As a recap, we had official jobs data for May at the start of last month. Markets had been expecting the unemployment rate to rise from just under 15% to just under 20%, representing a further 8mln in job losses.
Incredibly, the unemployment rate actually dropped to 13.3%, representing 2.5mln jobs created! In other words, the headline NFP number beat expectations by a record-smashing 10.5mln. We will never see a beat on expectations like that again.
Markets therefore look to see if the US labour market carried this positive momentum in June. The consensus estimate is that a further 3mln jobs were created in the month just past, taking the unemployment rate down to 12.3%.

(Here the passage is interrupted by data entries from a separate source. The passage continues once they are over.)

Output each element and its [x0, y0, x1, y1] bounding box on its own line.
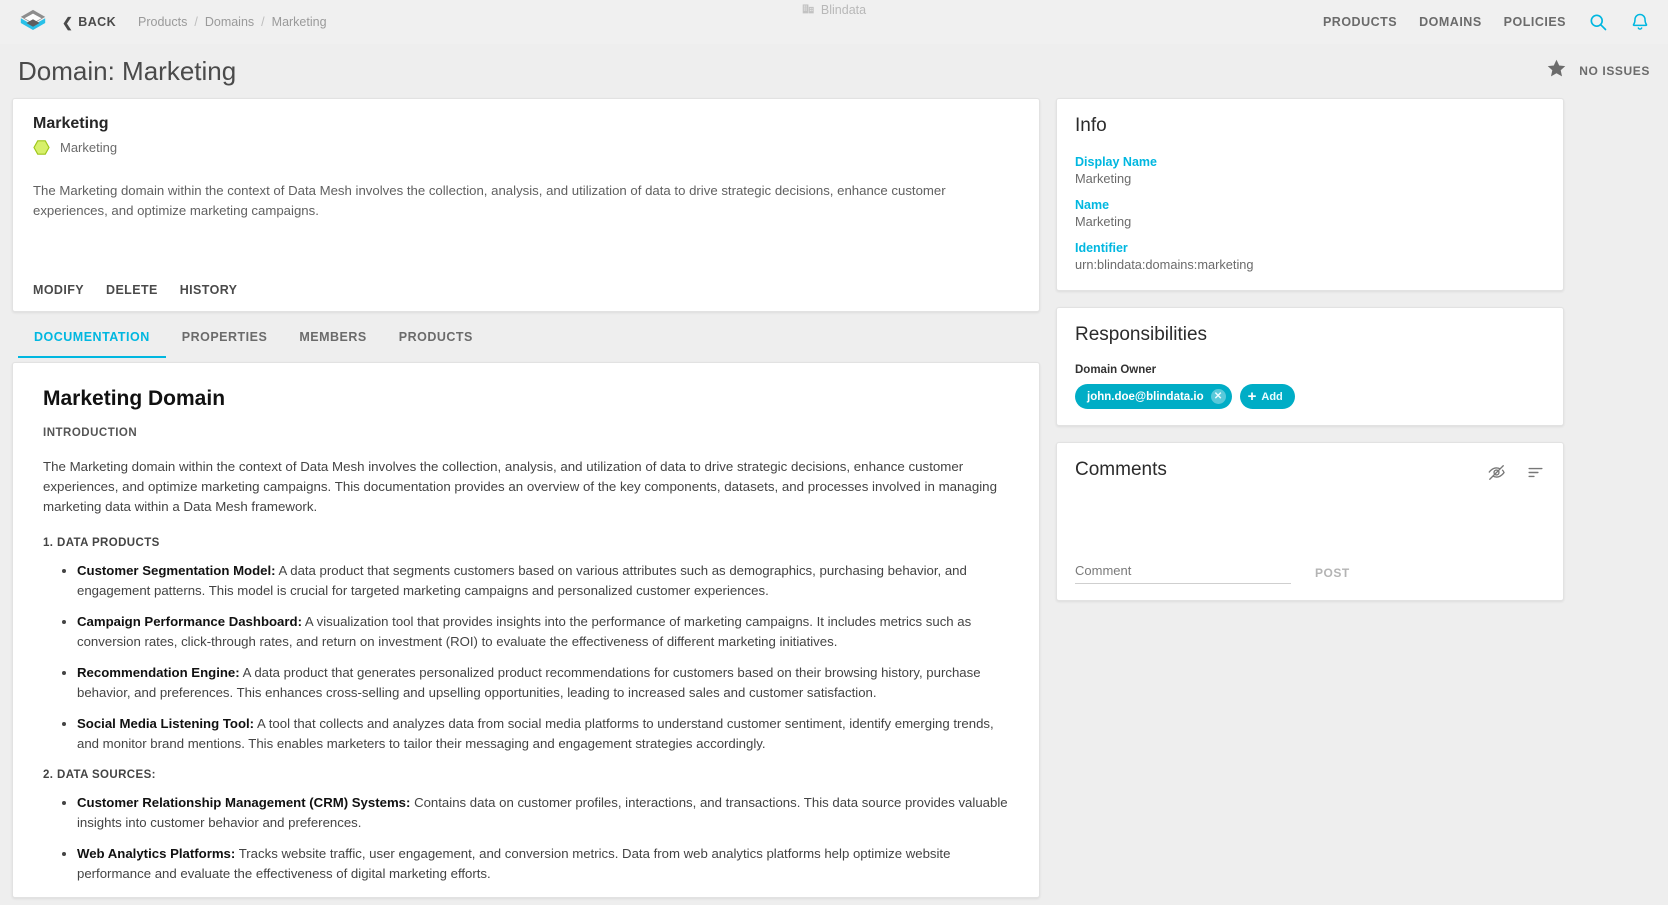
comment-compose-row: POST [1075, 561, 1545, 584]
tenant-label: Blindata [802, 0, 866, 20]
info-card: Info Display Name Marketing Name Marketi… [1056, 98, 1564, 291]
tab-documentation[interactable]: DOCUMENTATION [18, 318, 166, 358]
breadcrumb-item-products[interactable]: Products [138, 15, 187, 29]
history-button[interactable]: HISTORY [180, 283, 238, 297]
domain-type-row: Marketing [33, 140, 1019, 155]
field-label-identifier[interactable]: Identifier [1075, 241, 1545, 255]
list-item: Advertising Platforms: Includes data fro… [77, 895, 1009, 898]
list-item-term: Customer Relationship Management (CRM) S… [77, 795, 411, 810]
tab-products[interactable]: PRODUCTS [383, 318, 489, 358]
domain-type-label: Marketing [60, 140, 118, 155]
breadcrumb: Products / Domains / Marketing [138, 15, 327, 29]
field-value-name: Marketing [1075, 214, 1132, 229]
list-item: Customer Relationship Management (CRM) S… [77, 793, 1009, 832]
domain-summary-card: Marketing Marketing The Marketing domain… [12, 98, 1040, 312]
field-label-name[interactable]: Name [1075, 198, 1545, 212]
breadcrumb-item-marketing[interactable]: Marketing [272, 15, 327, 29]
tenant-name: Blindata [820, 3, 867, 17]
list-item-term: Customer Segmentation Model: [77, 563, 276, 578]
close-icon[interactable]: ✕ [1210, 389, 1226, 404]
field-value-display-name: Marketing [1075, 171, 1132, 186]
building-icon [802, 2, 815, 18]
list-item: Social Media Listening Tool: A tool that… [77, 714, 1009, 753]
eye-off-icon[interactable] [1487, 463, 1506, 487]
documentation-panel: Marketing Domain INTRODUCTION The Market… [12, 362, 1040, 898]
tab-members[interactable]: MEMBERS [283, 318, 382, 358]
documentation-section-label: INTRODUCTION [43, 427, 138, 439]
list-item-text: Includes data from advertising campaigns… [77, 897, 968, 898]
top-bar: ❮ BACK Products / Domains / Marketing Bl… [0, 0, 1668, 44]
responsibilities-title: Responsibilities [1075, 324, 1208, 345]
add-button-label: Add [1261, 390, 1283, 403]
star-icon [1546, 58, 1567, 84]
documentation-heading: Marketing Domain [43, 387, 226, 410]
hexagon-icon [33, 140, 50, 155]
back-button-label: BACK [78, 15, 117, 29]
owner-chip-label: john.doe@blindata.io [1087, 390, 1204, 403]
plus-icon: + [1247, 388, 1257, 405]
list-item: Customer Segmentation Model: A data prod… [77, 561, 1009, 600]
top-navigation: PRODUCTS DOMAINS POLICIES [1323, 12, 1650, 32]
list-item: Campaign Performance Dashboard: A visual… [77, 612, 1009, 651]
page-header: Domain: Marketing NO ISSUES [0, 44, 1668, 98]
comments-card: Comments Comment POST [1056, 442, 1564, 601]
list-item: Web Analytics Platforms: Tracks website … [77, 844, 1009, 883]
breadcrumb-item-domains[interactable]: Domains [205, 15, 254, 29]
issues-label: NO ISSUES [1579, 64, 1650, 78]
delete-button[interactable]: DELETE [106, 283, 158, 297]
responsibilities-card: Responsibilities Domain Owner john.doe@b… [1056, 307, 1564, 426]
field-label-display-name[interactable]: Display Name [1075, 155, 1545, 169]
domain-name: Marketing [33, 115, 109, 132]
post-comment-button[interactable]: POST [1315, 566, 1350, 584]
add-responsibility-button[interactable]: + Add [1239, 384, 1295, 409]
modify-button[interactable]: MODIFY [33, 283, 84, 297]
list-item: Recommendation Engine: A data product th… [77, 663, 1009, 702]
list-item-term: Campaign Performance Dashboard: [77, 614, 302, 629]
comments-list [1075, 499, 1545, 561]
sort-icon[interactable] [1526, 463, 1545, 487]
left-column: Marketing Marketing The Marketing domain… [12, 98, 1040, 898]
blindata-logo-icon[interactable] [18, 7, 48, 37]
list-item-term: Web Analytics Platforms: [77, 846, 236, 861]
owner-chip: john.doe@blindata.io ✕ [1075, 384, 1232, 409]
comments-header: Comments [1075, 459, 1545, 499]
issues-indicator[interactable]: NO ISSUES [1546, 58, 1650, 84]
breadcrumb-separator: / [261, 15, 265, 29]
list-item-term: Recommendation Engine: [77, 665, 240, 680]
search-icon[interactable] [1588, 12, 1608, 32]
documentation-intro: The Marketing domain within the context … [43, 459, 997, 514]
nav-item-products[interactable]: PRODUCTS [1323, 15, 1397, 29]
domain-description: The Marketing domain within the context … [33, 183, 946, 218]
doc-section-title: 2. DATA SOURCES: [43, 769, 156, 781]
responsibility-role-label: Domain Owner [1075, 364, 1157, 376]
comments-header-actions [1487, 459, 1545, 487]
info-title: Info [1075, 115, 1107, 136]
back-button[interactable]: ❮ BACK [62, 15, 116, 29]
nav-item-policies[interactable]: POLICIES [1504, 15, 1566, 29]
field-value-identifier: urn:blindata:domains:marketing [1075, 257, 1254, 272]
bell-icon[interactable] [1630, 12, 1650, 32]
main-layout: Marketing Marketing The Marketing domain… [0, 98, 1668, 898]
comments-title: Comments [1075, 459, 1167, 480]
page-title: Domain: Marketing [18, 55, 237, 86]
chevron-left-icon: ❮ [62, 14, 74, 30]
tab-properties[interactable]: PROPERTIES [166, 318, 284, 358]
list-item-term: Social Media Listening Tool: [77, 716, 255, 731]
doc-section-list: Customer Relationship Management (CRM) S… [43, 793, 1009, 898]
breadcrumb-separator: / [194, 15, 198, 29]
tab-bar: DOCUMENTATION PROPERTIES MEMBERS PRODUCT… [12, 318, 1040, 358]
doc-section-list: Customer Segmentation Model: A data prod… [43, 561, 1009, 753]
right-column: Info Display Name Marketing Name Marketi… [1056, 98, 1564, 617]
list-item-term: Advertising Platforms: [77, 897, 218, 898]
doc-section-title: 1. DATA PRODUCTS [43, 537, 160, 549]
responsibility-chips: john.doe@blindata.io ✕ + Add [1075, 384, 1545, 409]
nav-item-domains[interactable]: DOMAINS [1419, 15, 1482, 29]
comment-input[interactable] [1075, 561, 1291, 584]
domain-actions: MODIFY DELETE HISTORY [33, 283, 237, 297]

Citi bank expects an increase of 5.5 million jobs in June, stronger than the surprise addition of 2.5 million jobs in May.
“It has been somewhat perplexing that continuing jobless claims have not fallen further” the bank comments, “but we suspect claims may now lag payrolls as part-time workers continue to claim benefits under the CARES act.”
If we see another big beat on consensus, as Citi predict, how might markets react?
On the face of it, one could argue that markets will react in a risk on fashion – i.e. strength in risk assets such as stocks, crude oil, AUD, NZD, CAD and EMFX, weakness in havens such as bonds, gold, JPY etc, and a mixed USD reaction (boosted by strong US data but weighed on by risk on flows, given it is a safe haven asset).
However, Citi warn that though “the monthly employment report will always be one of the most important data releases for markets… job growth in June could seem somewhat stale to market participants now looking to gauge the outlook for possible stalled re-openings or renewed closures”.
In other words, the recent rise in Covid-19 cases in the US, alongside the associated increase in consumer fear/re-implementation of lockdown measures might encourage investors to look through any improvement in the US labour market in June, with expectations of things to deteriorate in July.